Mechanical Properties of Defective Graphene-Reinforced Polymer Nanocomposite: A Molecular Dynamics Simulation Study

Abstract

The effects of the vacancy-type defects in the graphene sheet (GR) and volume fraction (vf) of the GR on Young’s and shear moduli of polylactic acid (PLA) nanocomposite strengthened by the GR (GR/PLA) are investigated. The molecular dynamic (MD) method is implemented and stress–strain evolutions are extracted to explore elastic constants. The simulations demonstrate that adding the defect-free and defective GR in the PLA leads to a vast improvement in tensile and shear moduli. In every vf of the GR, the defective GR/PLA under tensile loadings compared to the defect-free one can endure smaller stress and deformation at the breaking point.
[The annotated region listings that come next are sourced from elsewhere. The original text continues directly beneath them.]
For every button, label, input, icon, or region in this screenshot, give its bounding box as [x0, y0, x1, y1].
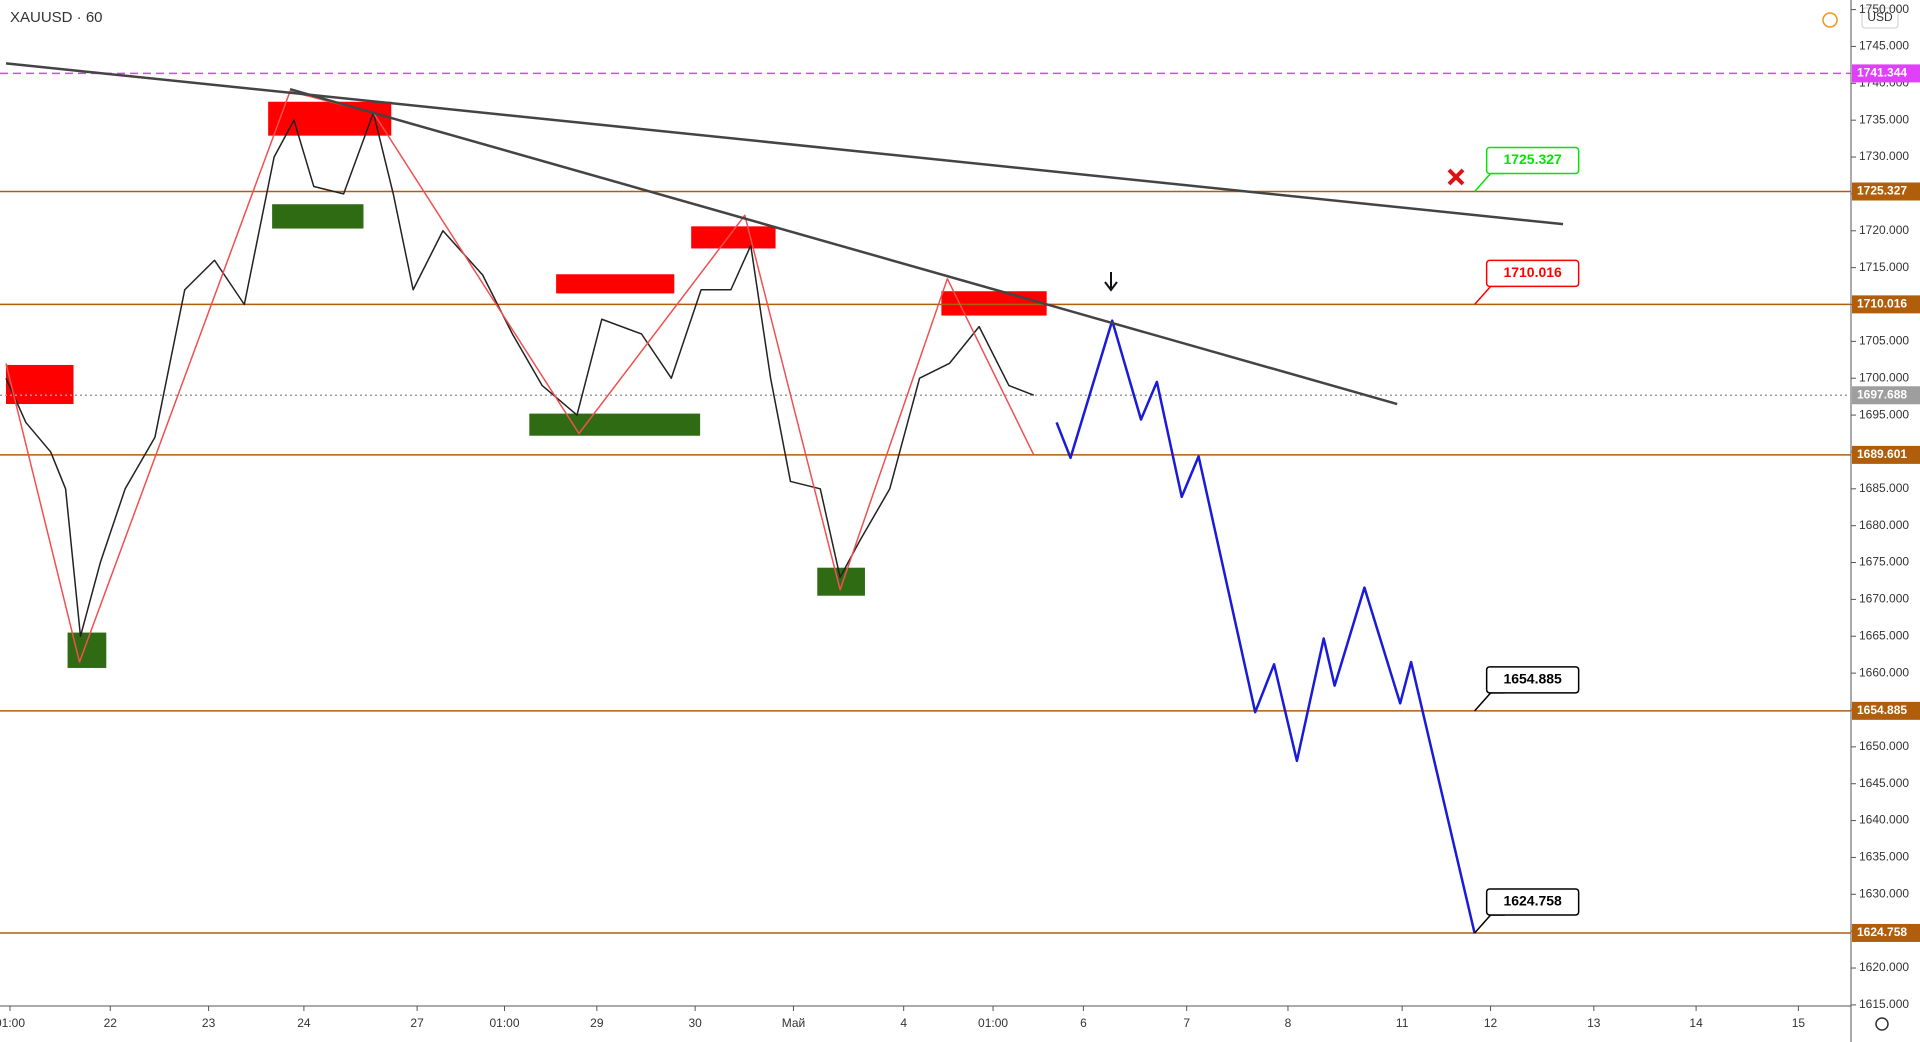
y-tick-label: 1635.000: [1859, 850, 1909, 864]
level-label: 1697.688: [1857, 387, 1907, 401]
alert-icon[interactable]: [1822, 12, 1838, 28]
down-arrow: [1104, 272, 1118, 292]
callout-box: [1485, 888, 1580, 916]
y-tick-label: 1650.000: [1859, 739, 1909, 753]
y-tick-label: 1670.000: [1859, 592, 1909, 606]
x-tick-label: 23: [202, 1016, 216, 1030]
zone: [268, 101, 392, 136]
level-tag: [1852, 445, 1920, 464]
x-tick-label: 11: [1396, 1016, 1409, 1030]
y-tick-label: 1730.000: [1859, 149, 1909, 163]
x-tick-label: 14: [1689, 1016, 1703, 1030]
y-tick-label: 1680.000: [1859, 518, 1909, 532]
zone: [6, 364, 74, 405]
x-tick-label: 30: [688, 1016, 702, 1030]
zigzag: [5, 90, 1035, 663]
level-label: 1654.885: [1857, 703, 1907, 717]
y-tick-label: 1750.000: [1859, 2, 1909, 16]
y-tick-label: 1640.000: [1859, 813, 1909, 827]
trendline-2: [289, 88, 1398, 406]
zone: [529, 413, 701, 436]
x-tick-label: 01:00: [0, 1016, 25, 1030]
cross-mark: [1447, 168, 1465, 186]
x-tick-label: 24: [297, 1016, 311, 1030]
y-tick-label: 1665.000: [1859, 628, 1909, 642]
x-tick-label: 12: [1484, 1016, 1498, 1030]
y-tick-label: 1705.000: [1859, 334, 1909, 348]
symbol-title: XAUUSD · 60: [10, 9, 103, 26]
callout-label: 1654.885: [1503, 671, 1562, 687]
level-label: 1741.344: [1857, 66, 1907, 80]
y-tick-label: 1615.000: [1859, 997, 1909, 1011]
x-tick-label: 01:00: [489, 1016, 519, 1030]
callout-box: [1485, 146, 1580, 175]
y-tick-label: 1735.000: [1859, 112, 1909, 126]
level-label: 1710.016: [1857, 297, 1907, 311]
x-tick-label: 7: [1183, 1016, 1190, 1030]
x-tick-label: 22: [104, 1016, 118, 1030]
y-tick-label: 1675.000: [1859, 555, 1909, 569]
level-label: 1725.327: [1857, 184, 1907, 198]
level-label: 1689.601: [1857, 447, 1907, 461]
level-tag: [1852, 701, 1920, 720]
y-tick-label: 1720.000: [1859, 223, 1909, 237]
x-tick-label: 15: [1792, 1016, 1806, 1030]
y-tick-label: 1645.000: [1859, 776, 1909, 790]
y-tick-label: 1700.000: [1859, 370, 1909, 384]
y-tick-label: 1630.000: [1859, 886, 1909, 900]
level-tag: [1852, 64, 1920, 83]
level-tag: [1852, 386, 1920, 405]
callout-label: 1624.758: [1503, 893, 1562, 909]
level-tag: [1852, 923, 1920, 942]
zone: [272, 204, 364, 229]
x-tick-label: 27: [410, 1016, 424, 1030]
x-tick-label: 01:00: [978, 1016, 1008, 1030]
zone: [691, 226, 776, 249]
zone: [556, 274, 675, 294]
projection: [1055, 319, 1476, 934]
y-tick-label: 1685.000: [1859, 481, 1909, 495]
x-tick-label: 6: [1080, 1016, 1087, 1030]
callout-label: 1725.327: [1503, 151, 1562, 167]
y-tick-label: 1620.000: [1859, 960, 1909, 974]
x-tick-label: 4: [900, 1016, 907, 1030]
currency: USD: [1867, 10, 1893, 24]
callout-box: [1485, 259, 1580, 288]
level-tag: [1852, 182, 1920, 201]
callout-label: 1710.016: [1503, 264, 1562, 280]
y-tick-label: 1745.000: [1859, 39, 1909, 53]
x-tick-label: 13: [1587, 1016, 1601, 1030]
x-tick-label: 29: [590, 1016, 604, 1030]
settings-icon[interactable]: [1875, 1017, 1889, 1031]
trendline-1: [5, 62, 1564, 226]
x-tick-label: Май: [782, 1016, 806, 1030]
currency-box: [1861, 7, 1899, 29]
callout-box: [1485, 666, 1580, 694]
y-tick-label: 1715.000: [1859, 260, 1909, 274]
zone: [941, 291, 1047, 316]
y-tick-label: 1695.000: [1859, 407, 1909, 421]
level-label: 1624.758: [1857, 925, 1907, 939]
x-tick-label: 8: [1285, 1016, 1292, 1030]
level-tag: [1852, 295, 1920, 314]
zone: [817, 567, 865, 596]
y-tick-label: 1660.000: [1859, 665, 1909, 679]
Likewise, the bearable stress of the defective GR/PLA subjected to longitudinal shearing is lower than the maximum stress obtained from the defect-free GR/PLA. In any vf of the GR, as the rate of the defects rises, the defective GR/PLA is capable of withstanding a smaller quantity of ultimate stress. However, the variation of the ultimate deformation of defective nanocomposites with the increase of the defect content does not pursue a determined trend, mainly because it is heavily dependent on the distribution pattern and location of defects. Young’s and shear moduli of the GR/PLA experience a downward trend with increasing the degree of the defect. In a desired defect percentage, the stiffness and rigidity of the nanocomposites become larger by choosing a higher GR’s vf. © The Author(s), under exclusive licence to the Korean Fiber Society 2025.